Dağdeviren başrol oyuncularını dahil edişini de şöyle anlattı:

“İclal Aydın bence Türkiye’nin en iyi yazarlarından biri. Ben onu anlatırken hep önce yazarlığı ile başlarım. Ama aynı zamanda hayat yoldaşım, dostum. Nitekim beni kırmadı geldi. O sırada Giray Altınok ile de bir film çalışıyorduk. Oynar mısın diye sordum. Sağ olsun o da beni kırmadı. Giray’ı mizahı ile tanıdınız ama burada bambaşka muhteşem bir oyun çıkardı. İclal’le ben de komiğizdir aslında. Senaristimiz Sercan Sarıkaya da mizah ağırlıklı yazar aslında ama önce onun kaleminden sonra da bizlerden gördüğünüz gibi tam tersi ağır bir iş çıktı. Eğer Önder olmasaydı bambaşka bir iş çıkabilirdi. Bu ruhu veren de Önder oldu.”

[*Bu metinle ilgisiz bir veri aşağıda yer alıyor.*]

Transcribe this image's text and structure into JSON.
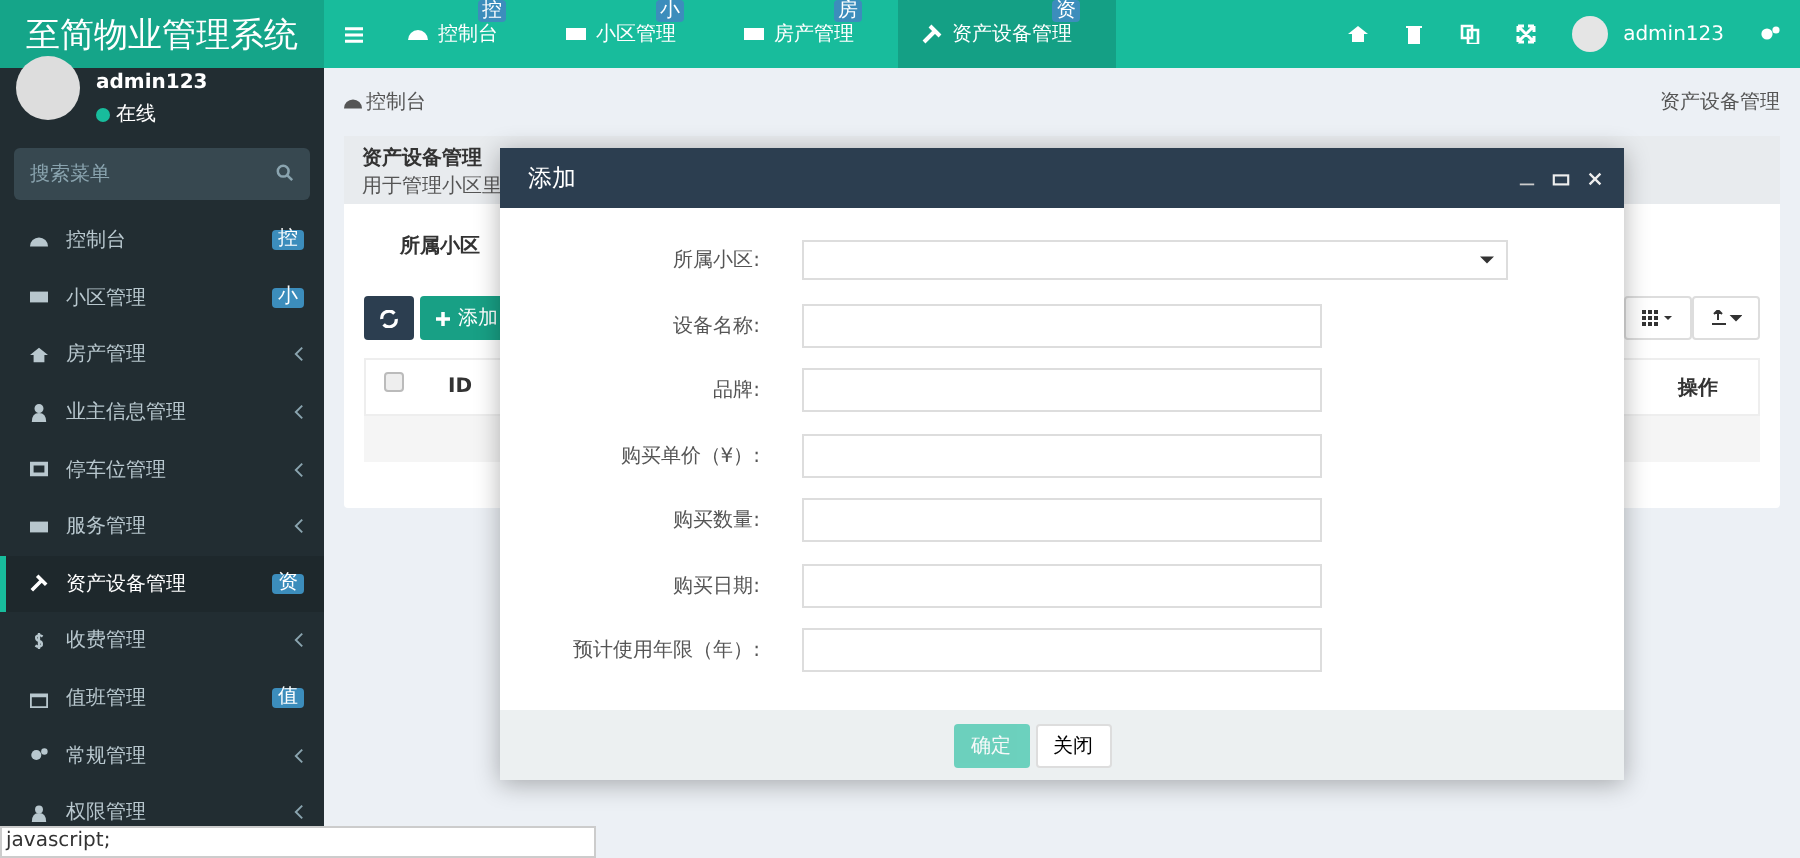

Dağdeviren: “Kısa Film Bir Sanat Alanı”

Elif Dağdeviren kısa filme ayrıca değinerek şu düşüncelerini paylaştı:

“Aslında bu söyleşinin konusu “Yeni Çağın Ana Akımı: Kısa Film”. Kısa filmi bence kendi başına bir sanat alanı. Kısa film çeken bazıları da dahil olmak üzere, kısayı uzuna bir geçiş olarak algılıyorlar. Doğru; gerçekten de tecrübeyi kısada edinmek daha güvenli olabilir. Fakat bunun bir ana sanat dalı olduğu unutulmamalı. Hele ki artık YouTube, TikTok gibi kısa seyirlerin döneminde kısa filmler, yeni kuşakların sineması haline gelerek. Kaliteli seyir tatmini güçlü kısalarla olacak.” 

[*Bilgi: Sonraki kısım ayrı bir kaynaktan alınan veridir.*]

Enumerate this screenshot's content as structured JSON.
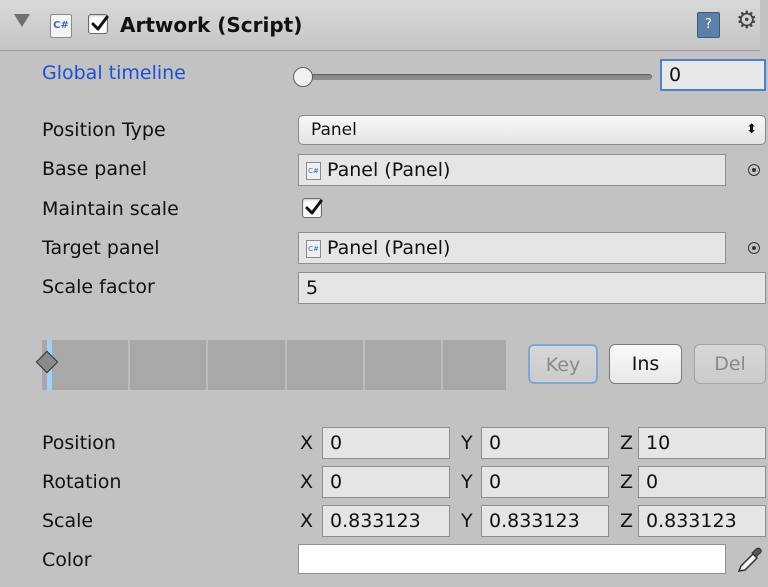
{
  "header": {
    "title": "Artwork (Script)",
    "enabled": true,
    "script_icon": "C#"
  },
  "global_timeline": {
    "label": "Global timeline",
    "value": "0",
    "slider_fraction": 0
  },
  "position_type": {
    "label": "Position Type",
    "value": "Panel"
  },
  "base_panel": {
    "label": "Base panel",
    "value": "Panel (Panel)"
  },
  "maintain_scale": {
    "label": "Maintain scale",
    "checked": true
  },
  "target_panel": {
    "label": "Target panel",
    "value": "Panel (Panel)"
  },
  "scale_factor": {
    "label": "Scale factor",
    "value": "5"
  },
  "keyframe_buttons": {
    "key": "Key",
    "ins": "Ins",
    "del": "Del"
  },
  "transform": {
    "axis_x": "X",
    "axis_y": "Y",
    "axis_z": "Z",
    "position": {
      "label": "Position",
      "x": "0",
      "y": "0",
      "z": "10"
    },
    "rotation": {
      "label": "Rotation",
      "x": "0",
      "y": "0",
      "z": "0"
    },
    "scale": {
      "label": "Scale",
      "x": "0.833123",
      "y": "0.833123",
      "z": "0.833123"
    }
  },
  "color": {
    "label": "Color",
    "value": "#ffffff"
  },
  "icons": {
    "foldout": "triangle-down-icon",
    "book": "help-book-icon",
    "gear": "gear-icon",
    "picker": "object-picker-icon",
    "eyedropper": "eyedropper-icon"
  },
  "colors": {
    "accent": "#1b4fd8",
    "focus": "#4a83c9",
    "background": "#c2c2c2"
  }
}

Festival Direktörü Deniz Yavuz’a da teşekkür eden Dağdeviren sözlerini şu şekilde noktaladı: “Hayatımda bazı aksiliklerden dolayı bir türlü tam içime sinen halini bitiremediğim için bu film çok uzun süre gün yüzüne çıkamadı. Derken Deniz Yavuz festival direktörü oldu ve ben gerçekten de çok sevindim. Vefa artık ne yazık ki sahiden de unutulun bir sözcük iken, kendisi tüm nezaketi ile beni festivale davet etti. Ben de gelmişken bir katkım olsun istedim. Bana ve filme güvenerek bu fırsatı tanıdı ve geldiğim andan beri beni çok onurlandırdı. Kendisine çok teşekkür ederim.”

Şengül: “Elif Hanım’la Çalışmak Büyük Keyifti”

Yönetmenliğini üstlendiği ‘Balinanın Bilgisi’ filmiyle aynı zamanda Altın Portakal için de yarışan Önder Şengül, görüntü yönetmeni olarak çalıştığı ‘Umut Oyunu’ ve yönetmen Dağdeviren’le çalışması hakkında şunları aktardı: “Senaryoyu okuduğumda kendiyle yüzleşen bir adam hikayesi vardı. Kafamda zaten bir atmosfer oluşmuştu. Bunun öncesinde Elif Hanım’la oturup konuştuk ve bana bu cesareti verdi. Elif Hanım’la çalışmak çok keyifliydi, çünkü bazı yönetmenler, özellikle de kararsız olanlarla bir görüntü yönetmeni olarak yol almak zordur. Ama burada karşımda çok kararlı ama nazik ve işine hakim biri vardı. 2 günlük işi de 1 günde çektik.”